Crusher Liner Wear Management System
Published:
A full-stack platform for tracking and forecasting the wear of crusher liners in minerals processing operations, built from raw 3D laser scan data through to production deployment.
The challenge
Gyratory and cone crushers are among the largest and most critical machines in a minerals processing plant. Their concave and mantle liners degrade continuously under extreme loads, and knowing when to schedule a liner change is a costly decision: too early wastes material, too late risks catastrophic failure. Traditionally, wear is estimated with manual caliper measurements taken during maintenance windows – a slow, imprecise, and sometimes dangerous process. 3D laser scanning offers a far richer picture, but the raw point clouds (millions of points in DXF or PTS format) require significant processing before they become actionable.
System architecture
- Point cloud ingestion and parsing: Raw scan files (DXF, PTS) are parsed and transformed into cylindrical coordinate representations aligned to the crusher axis. Aggregation routines collapse the dense point cloud into interpretable radial-axial wear profiles.

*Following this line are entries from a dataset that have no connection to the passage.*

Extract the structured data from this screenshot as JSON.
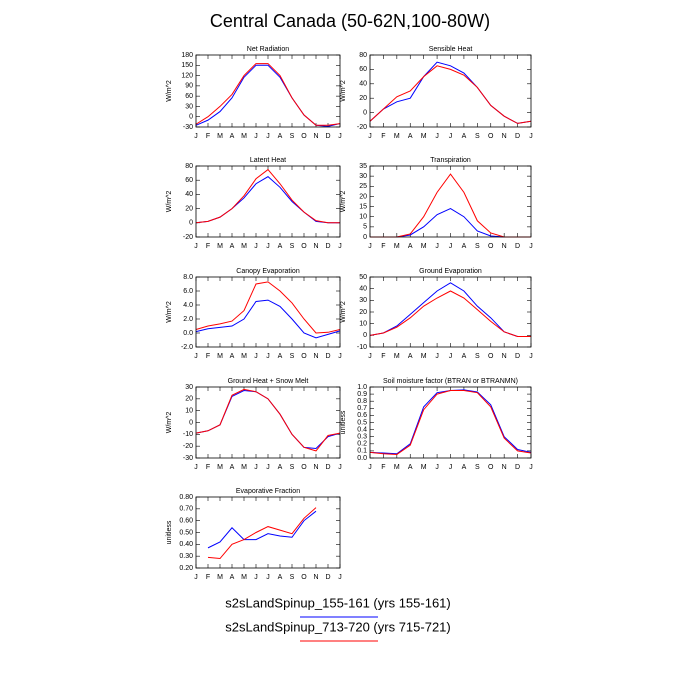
{
  "title": "Central Canada (50-62N,100-80W)",
  "legend": [
    {
      "label": "s2sLandSpinup_155-161 (yrs 155-161)",
      "color": "#0000ff"
    },
    {
      "label": "s2sLandSpinup_713-720 (yrs 715-721)",
      "color": "#ff0000"
    }
  ],
  "chart_data": [
    {
      "type": "line",
      "title": "Net Radiation",
      "ylabel": "W/m^2",
      "categories": [
        "J",
        "F",
        "M",
        "A",
        "M",
        "J",
        "J",
        "A",
        "S",
        "O",
        "N",
        "D",
        "J"
      ],
      "ylim": [
        -30,
        180
      ],
      "yticks": [
        -30,
        0,
        30,
        60,
        90,
        120,
        150,
        180
      ],
      "series": [
        {
          "color": "#0000ff",
          "values": [
            -25,
            -10,
            15,
            55,
            115,
            150,
            150,
            115,
            55,
            5,
            -25,
            -28,
            -20
          ]
        },
        {
          "color": "#ff0000",
          "values": [
            -22,
            0,
            30,
            65,
            120,
            155,
            155,
            120,
            55,
            5,
            -25,
            -25,
            -20
          ]
        }
      ]
    },
    {
      "type": "line",
      "title": "Sensible Heat",
      "ylabel": "W/m^2",
      "categories": [
        "J",
        "F",
        "M",
        "A",
        "M",
        "J",
        "J",
        "A",
        "S",
        "O",
        "N",
        "D",
        "J"
      ],
      "ylim": [
        -20,
        80
      ],
      "yticks": [
        -20,
        0,
        20,
        40,
        60,
        80
      ],
      "series": [
        {
          "color": "#0000ff",
          "values": [
            -12,
            5,
            15,
            20,
            50,
            70,
            65,
            55,
            35,
            10,
            -5,
            -15,
            -12
          ]
        },
        {
          "color": "#ff0000",
          "values": [
            -12,
            5,
            22,
            30,
            50,
            65,
            60,
            52,
            35,
            10,
            -5,
            -15,
            -12
          ]
        }
      ]
    },
    {
      "type": "line",
      "title": "Latent Heat",
      "ylabel": "W/m^2",
      "categories": [
        "J",
        "F",
        "M",
        "A",
        "M",
        "J",
        "J",
        "A",
        "S",
        "O",
        "N",
        "D",
        "J"
      ],
      "ylim": [
        -20,
        80
      ],
      "yticks": [
        -20,
        0,
        20,
        40,
        60,
        80
      ],
      "series": [
        {
          "color": "#0000ff",
          "values": [
            0,
            2,
            8,
            20,
            35,
            55,
            65,
            50,
            30,
            15,
            2,
            0,
            0
          ]
        },
        {
          "color": "#ff0000",
          "values": [
            0,
            2,
            8,
            20,
            38,
            62,
            75,
            55,
            32,
            15,
            3,
            0,
            0
          ]
        }
      ]
    },
    {
      "type": "line",
      "title": "Transpiration",
      "ylabel": "W/m^2",
      "categories": [
        "J",
        "F",
        "M",
        "A",
        "M",
        "J",
        "J",
        "A",
        "S",
        "O",
        "N",
        "D",
        "J"
      ],
      "ylim": [
        0,
        35
      ],
      "yticks": [
        0,
        5,
        10,
        15,
        20,
        25,
        30,
        35
      ],
      "series": [
        {
          "color": "#0000ff",
          "values": [
            0,
            0,
            0,
            1,
            5,
            11,
            14,
            10,
            3,
            0.5,
            0,
            0,
            0
          ]
        },
        {
          "color": "#ff0000",
          "values": [
            0,
            0,
            0,
            1.5,
            10,
            22,
            31,
            22,
            8,
            2,
            0,
            0,
            0
          ]
        }
      ]
    },
    {
      "type": "line",
      "title": "Canopy Evaporation",
      "ylabel": "W/m^2",
      "categories": [
        "J",
        "F",
        "M",
        "A",
        "M",
        "J",
        "J",
        "A",
        "S",
        "O",
        "N",
        "D",
        "J"
      ],
      "ylim": [
        -2,
        8
      ],
      "yticks": [
        {
          "value": -2,
          "label": "-2.0"
        },
        {
          "value": 0,
          "label": "0.0"
        },
        {
          "value": 2,
          "label": "2.0"
        },
        {
          "value": 4,
          "label": "4.0"
        },
        {
          "value": 6,
          "label": "6.0"
        },
        {
          "value": 8,
          "label": "8.0"
        }
      ],
      "series": [
        {
          "color": "#0000ff",
          "values": [
            0.2,
            0.6,
            0.8,
            1.0,
            2.0,
            4.5,
            4.7,
            3.8,
            2.0,
            0,
            -0.7,
            -0.2,
            0.3
          ]
        },
        {
          "color": "#ff0000",
          "values": [
            0.5,
            1.0,
            1.3,
            1.7,
            3.2,
            7.0,
            7.3,
            6.0,
            4.3,
            2.0,
            0,
            0.1,
            0.5
          ]
        }
      ]
    },
    {
      "type": "line",
      "title": "Ground Evaporation",
      "ylabel": "W/m^2",
      "categories": [
        "J",
        "F",
        "M",
        "A",
        "M",
        "J",
        "J",
        "A",
        "S",
        "O",
        "N",
        "D",
        "J"
      ],
      "ylim": [
        -10,
        50
      ],
      "yticks": [
        -10,
        0,
        10,
        20,
        30,
        40,
        50
      ],
      "series": [
        {
          "color": "#0000ff",
          "values": [
            0,
            2,
            8,
            18,
            28,
            38,
            45,
            38,
            25,
            15,
            3,
            -1,
            -1
          ]
        },
        {
          "color": "#ff0000",
          "values": [
            0,
            2,
            7,
            15,
            25,
            32,
            38,
            32,
            22,
            12,
            3,
            -1,
            -1
          ]
        }
      ]
    },
    {
      "type": "line",
      "title": "Ground Heat + Snow Melt",
      "ylabel": "W/m^2",
      "categories": [
        "J",
        "F",
        "M",
        "A",
        "M",
        "J",
        "J",
        "A",
        "S",
        "O",
        "N",
        "D",
        "J"
      ],
      "ylim": [
        -30,
        30
      ],
      "yticks": [
        -30,
        -20,
        -10,
        0,
        10,
        20,
        30
      ],
      "series": [
        {
          "color": "#0000ff",
          "values": [
            -9,
            -7,
            -2,
            22,
            27,
            26,
            20,
            7,
            -10,
            -21,
            -22,
            -12,
            -9
          ]
        },
        {
          "color": "#ff0000",
          "values": [
            -9,
            -7,
            -2,
            23,
            28,
            26,
            20,
            7,
            -10,
            -21,
            -24,
            -11,
            -9
          ]
        }
      ]
    },
    {
      "type": "line",
      "title": "Soil moisture factor (BTRAN or BTRANMN)",
      "ylabel": "unitless",
      "categories": [
        "J",
        "F",
        "M",
        "A",
        "M",
        "J",
        "J",
        "A",
        "S",
        "O",
        "N",
        "D",
        "J"
      ],
      "ylim": [
        0,
        1
      ],
      "yticks": [
        {
          "value": 0,
          "label": "0.0"
        },
        0.1,
        0.2,
        0.3,
        0.4,
        0.5,
        0.6,
        0.7,
        0.8,
        0.9,
        {
          "value": 1,
          "label": "1.0"
        }
      ],
      "series": [
        {
          "color": "#0000ff",
          "values": [
            0.08,
            0.07,
            0.06,
            0.2,
            0.72,
            0.92,
            0.95,
            0.96,
            0.93,
            0.75,
            0.3,
            0.12,
            0.08
          ]
        },
        {
          "color": "#ff0000",
          "values": [
            0.08,
            0.06,
            0.05,
            0.18,
            0.68,
            0.9,
            0.95,
            0.95,
            0.92,
            0.72,
            0.28,
            0.1,
            0.07
          ]
        }
      ]
    },
    {
      "type": "line",
      "title": "Evaporative Fraction",
      "ylabel": "unitless",
      "categories": [
        "J",
        "F",
        "M",
        "A",
        "M",
        "J",
        "J",
        "A",
        "S",
        "O",
        "N",
        "D",
        "J"
      ],
      "ylim": [
        0.2,
        0.8
      ],
      "yticks": [
        {
          "value": 0.2,
          "label": "0.20"
        },
        {
          "value": 0.3,
          "label": "0.30"
        },
        {
          "value": 0.4,
          "label": "0.40"
        },
        {
          "value": 0.5,
          "label": "0.50"
        },
        {
          "value": 0.6,
          "label": "0.60"
        },
        {
          "value": 0.7,
          "label": "0.70"
        },
        {
          "value": 0.8,
          "label": "0.80"
        }
      ],
      "series": [
        {
          "color": "#0000ff",
          "values": [
            null,
            0.37,
            0.42,
            0.54,
            0.44,
            0.44,
            0.49,
            0.47,
            0.46,
            0.6,
            0.68,
            null,
            null
          ]
        },
        {
          "color": "#ff0000",
          "values": [
            null,
            0.29,
            0.28,
            0.4,
            0.44,
            0.5,
            0.55,
            0.52,
            0.49,
            0.62,
            0.71,
            null,
            null
          ]
        }
      ]
    }
  ]
}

- Campaign and survey management: Each crusher liner installation defines a campaign. Multiple surveys (scans) are registered within a campaign, enabling wear progression tracking over time. The system manages metadata, alignment corrections, and reference geometries.
- Wear trend modeling and forecasting: Wear rates are computed per profile zone, and regression models project remaining useful life. The system generates recommended change dates with confidence bounds, supporting maintenance planning.
- Dual deployment architecture: The platform operates in two modes. A desktop application (Streamlit/Dash packaged with PyInstaller) serves offline mine sites with no internet connectivity. A web platform (Next.js frontend, FastAPI backend, PostgreSQL database, Redis caching) provides centralized management for multi-site operations.
- Infrastructure: Docker Swarm orchestration with Traefik as reverse proxy and load balancer. Ansible playbooks automate provisioning and deployment across environments.
Technology stack
- Backend: FastAPI (Python), PostgreSQL, Redis, Celery for async tasks
- Frontend: Next.js (React/TypeScript)
- Desktop: Streamlit and Dash applications, packaged via PyInstaller
- 3D Processing: NumPy, SciPy, Open3D for point cloud manipulation
- Infrastructure: Docker Swarm, Traefik, Ansible, Nginx
- ML/Forecasting: scikit-learn, custom regression models for wear projection
Note: This description reflects the general type and architecture of systems I have built as a consultant for a mining equipment services company. Specific client details, operational data, and proprietary methodologies are omitted.